Written by Amira Bhatt, 17 years old
On the 12th of August, International Youth Day, I joined the Step Up Migrant Women campaign to put an end to hostile environment practices that infringe our right to safety.
The ‘hostile environment’ policy makes young migrants, especially young migrant women, some of the most vulnerable people in society. It is a policy which has infected the most fundamental areas of human rights. As young women, we are part of campaigns like the Step Up Migrant Women, Against Border for Children, Abolish No Recourse to Public Funds and Docs Not Cops because our access to safety, justice, education, and healthcare are basic human rights. In this blog, I spoke with 2 young women from migrant backgrounds on their perspectives on the right to justice and we jointly speak up on why young women like me step up as and for migrant women.
What happens to young migrant women?
One in three teenage girls has experienced some form of sexual violence from a partner. (University of Bristol for NSPCC, 2009). The thought that a third of my female friends are likely to experience such domestic violence sickens me.
But the idea that one of these friends would not be able to access the help and justice they deserve because of their immigration status?
That is a haunting prospect and a horrific reality for many young women and girls. Undocumented migrant women are left to fend for themselves against domestic violence and abuse, or else risk being arrested, detained and deported when reporting to the police. Neither can really be counted as a viable option when both endanger your life.
School is a little haven for so many children and young people, like it was for me; a place for carefree learning, playing and dreaming. But the hostile environment policy has turned even schools into immigration control (see Schools ABC Campaign). The same is happening at hospitals. In the first 11 months of 2016, the Home Office made 8,127 requests for patient details from hospitals, which led to 5,854 people being traced by immigration enforcement (Department for Health). This policy deters undocumented young migrant women from seeking medical help, it stops many undocumented migrant mothers from sending their children to school.
These policies embed fear, it tells these young migrant girls that they are not entitled to their basic rights in this country.
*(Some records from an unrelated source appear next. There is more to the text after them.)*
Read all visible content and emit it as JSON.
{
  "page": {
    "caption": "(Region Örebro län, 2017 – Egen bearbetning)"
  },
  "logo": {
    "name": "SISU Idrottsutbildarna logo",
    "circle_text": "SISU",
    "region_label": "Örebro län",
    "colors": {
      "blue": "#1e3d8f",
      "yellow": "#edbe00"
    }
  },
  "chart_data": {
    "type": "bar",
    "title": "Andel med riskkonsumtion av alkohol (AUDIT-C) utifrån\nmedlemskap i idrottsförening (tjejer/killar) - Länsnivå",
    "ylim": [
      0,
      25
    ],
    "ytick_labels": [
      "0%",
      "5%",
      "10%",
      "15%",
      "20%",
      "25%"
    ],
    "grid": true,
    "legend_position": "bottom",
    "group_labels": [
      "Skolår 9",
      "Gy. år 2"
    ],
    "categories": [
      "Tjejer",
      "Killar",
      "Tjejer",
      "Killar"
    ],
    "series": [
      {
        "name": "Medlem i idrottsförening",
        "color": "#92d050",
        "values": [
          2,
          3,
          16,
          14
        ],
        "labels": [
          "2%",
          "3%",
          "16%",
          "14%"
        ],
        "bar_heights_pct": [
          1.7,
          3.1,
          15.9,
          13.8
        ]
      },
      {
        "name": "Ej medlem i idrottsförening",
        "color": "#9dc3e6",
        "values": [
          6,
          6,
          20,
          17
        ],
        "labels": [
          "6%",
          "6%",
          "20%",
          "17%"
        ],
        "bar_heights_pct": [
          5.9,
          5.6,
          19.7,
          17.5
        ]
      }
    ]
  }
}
The Step Up Migrant Women campaign can become a beacon of hope for young migrant women in these times. The campaign’s aims – safe reporting for victims of domestic violence and the construction of a firewall to prevent the sharing of data with the Home Office – are ones that all young women can rally around. To find out about others’ perspectives, I spoke to two 17-year-old young women: T and H
“My parents were born in Pakistan” said T, she mentions that her grandparents brought her mother over when she was 2 and that her father came over when he married her mother. H’s mother is from Eritrea, “she went to Sudan first as a child and then she went to Saudi Arabia” before coming to the UK at about the age of 20 with H’s brother who was just 4 at the time.
Both T and H expressed keen interest to get involved with the campaign, and spoke to me about the silence surrounding violence and migration. T said: “I think it is a really big issue that not enough people talk about”. “My mum dealt with domestic violence and exploitation when she was younger, so it is very close to home.” were the words of H.
We are agents of change
Young women are just as capable of making change and immerse themselves in the campaign as older generations, particularly with the aid of social media. In such a digital age, social media is increasingly becoming a platform for campaigning and speaking out about issues that affect those in need, and it is on social media that young people often feel most engaged in the world around them. A hashtag has become a necessity for campaigns that wish to gain global attention, and who better understands a hashtag than millenials?
Though the hostile environment policy is specific to the UK, an anti-immigration sentiment is gaining traction across the world. The #AbbasiStays campaign from Norway was in fact established by teenager and young woman, Ingjerd Jepsen Vegge after fellow classmate, Taibeh Abbasi and her family were told they may face deportation back to Afghanistan despite it still being unsafe. The teenagers were so loud in their protests, they were able to grab the attention of Amnesty International. They continue to campaign with support from the well renowned NGO, with the aid of many other young people, and of course with a hashtag.
We need more young women here, in the UK, to take a stand against the ‘hostile environment’. We need more young women to join me to demands the end to the injustice faced by undocumented migrant women across the county.
The detrimental consequences of such a policy will be felt by all, migrant or not, woman or not. After all, as Martin Luther King Jr said: ‘an injustice anywhere is a threat to justice everywhere’. So take to the streets in protest, take to the internet, campaign in schools, universities, and hospitals; young women voices are vital!